Control the Camera on Mars Global Surveyor
Angry Toad writes "According to Spaceflight Now, NASA is getting ready to take suggestions for what parts of the surface of Mars the Mars Global Surveyor should take pictures of next. Currently there are high-resolution images for around 3% of the surface of Mars, and they are willing to consider any reasonable suggestions for new imaging locations. Of course this is a publicity stunt, but all the same it would be rather cool to have a bit of 'virtual control' of the MGS camera."
I'd like to see a report of the number of times each feature was asked for after they're done. I'm guessing 95% "monkey face", unless a large number of people vote "Pathfinder/Sojourner site".
I've been looking at Mars each night through a small telescope (but with reasonable detail at 140x, probably as much as the atmosphere here supports). It's all pretty interesting and it's very cool to look directly at surface features on another planet, but they're HUGE features like Syrtis Major or the entire southern pole cap. It's difficult to see how the vast majority of people will be able to come up with something they actually want to see imaged.
So I guess I'm voting "Monkey face".
How about some more images of places that appear to be very flat? These places could serve as great landing places for probes or even humans later. As this is the closest that Mars will be to Earth in something like the next 200 years, I'm kind of dissapointed that we aren't taking more advantage of this unique opportunity by sending people.
find / -name "*.sig" | xargs rm
I think in light of the surveys that suggest that the public now questions the value of our space exploration, these types of public relations moves ("stunts") are very important to make our space projects accessable to the public-at-large.
"At this time, the Target Request site only works with Internet Explorer (IE). It was developed and tested with IE 6 / Windows 98 SE and IE 5.2.3 / Mac OS X (10.2.6). It is impractical for us to make it work with every browser on every platform, due to the incompatibility of various browsers."
Standards compliant scripting or Flash, those should be the only 2 options for developing the client side for a web application. "IE scripting" shouldn't even be on the list.
A meteor impact of that size would definitely be visible on today's maps of Mars. That and given that life started on Earth some four billion years ago, subsequent smaller meteor impacts, global weather(Mars has NASTY dust storms) and plate tectonics (if the theory is true) would have erased it from history.
Studying meteor impacts would however prove or disprove the theory of Martian plate tectonics. It was the same test that proved that Venus has no tectonics whatsoever. Researchers plotted a map of all the impacts on the surface of Venus and placed three randomly plotted maps next to it. Nobody could tell which one was the real map of Venus because of the complete randomness of the impacts.
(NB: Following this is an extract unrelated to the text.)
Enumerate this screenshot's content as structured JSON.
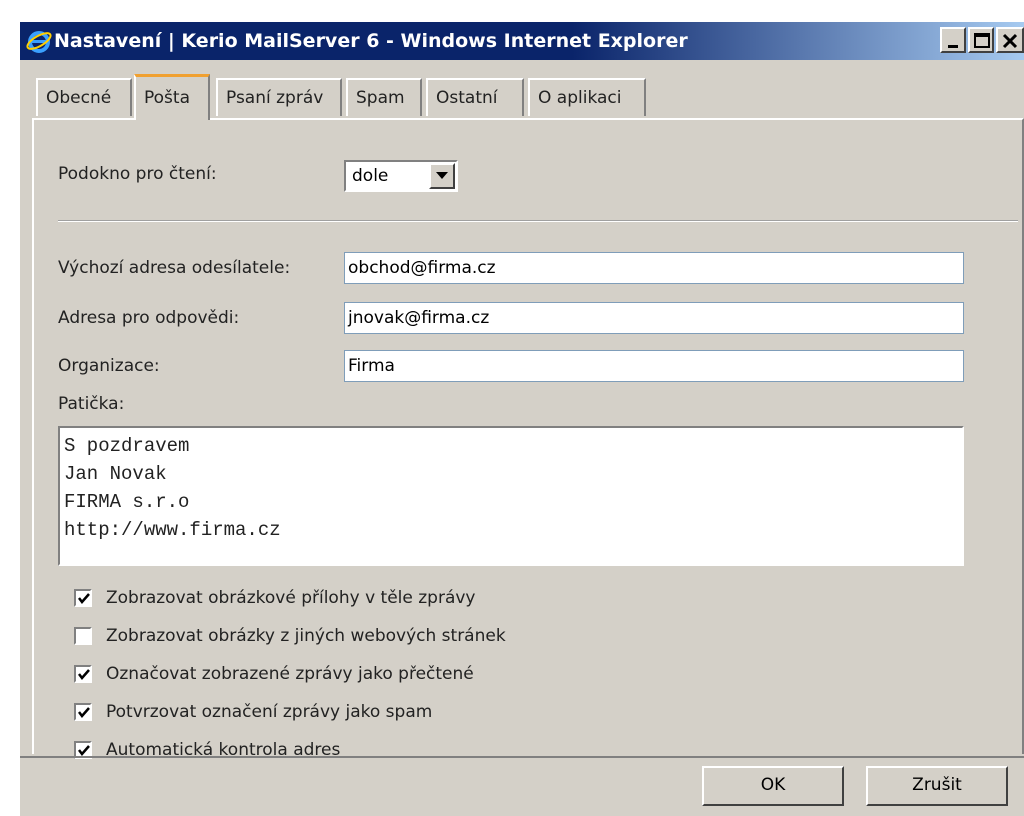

If Venus did have plate tectonics, then the shifting land would have created some sort of pattern along it's plates.
If Mars had plate tectonics at one time, then the impacts over the millenia would leave some sort of pattern, generally where the land has moved to since that time.
A recent New Scientist article mentions: Unusual warm spots on Mars might represent "ice towers" similar to those seen in Antarctica, say researchers. They could even harbour life...
These are located in the Hellas Basin, a large feature on the bottom left of Mars, viewed from Earth. Here's a photo of Mars, the elliptical bright feature at lower-center in the image is the Hellas Basin, the largest unequivocal impact basin (formed by an asteroid or comet) on the planet. Hellas is approximately 2200 km (1,370 mi) across. Really amazing detail, photo was taken by the Mars Global Surveyor, check out many more of its pics here.
So THAT looks like an excellent area to Survey!
Do you need a website upgrade?
i want the tall mountain (the 12km one) and some really deep canyons (zoom in if you have to).
maybe their is a atmosphere in the canyon we can live with?
also i would like some hotspots. (volcanos=heat=power-source...)
Will the dimensions and focal distance of the pictures be in English or Metric units? Do NASA and their contractor(s) know this time? I'd hate to have an accidental extreme closeup of some Martian's nose hairs.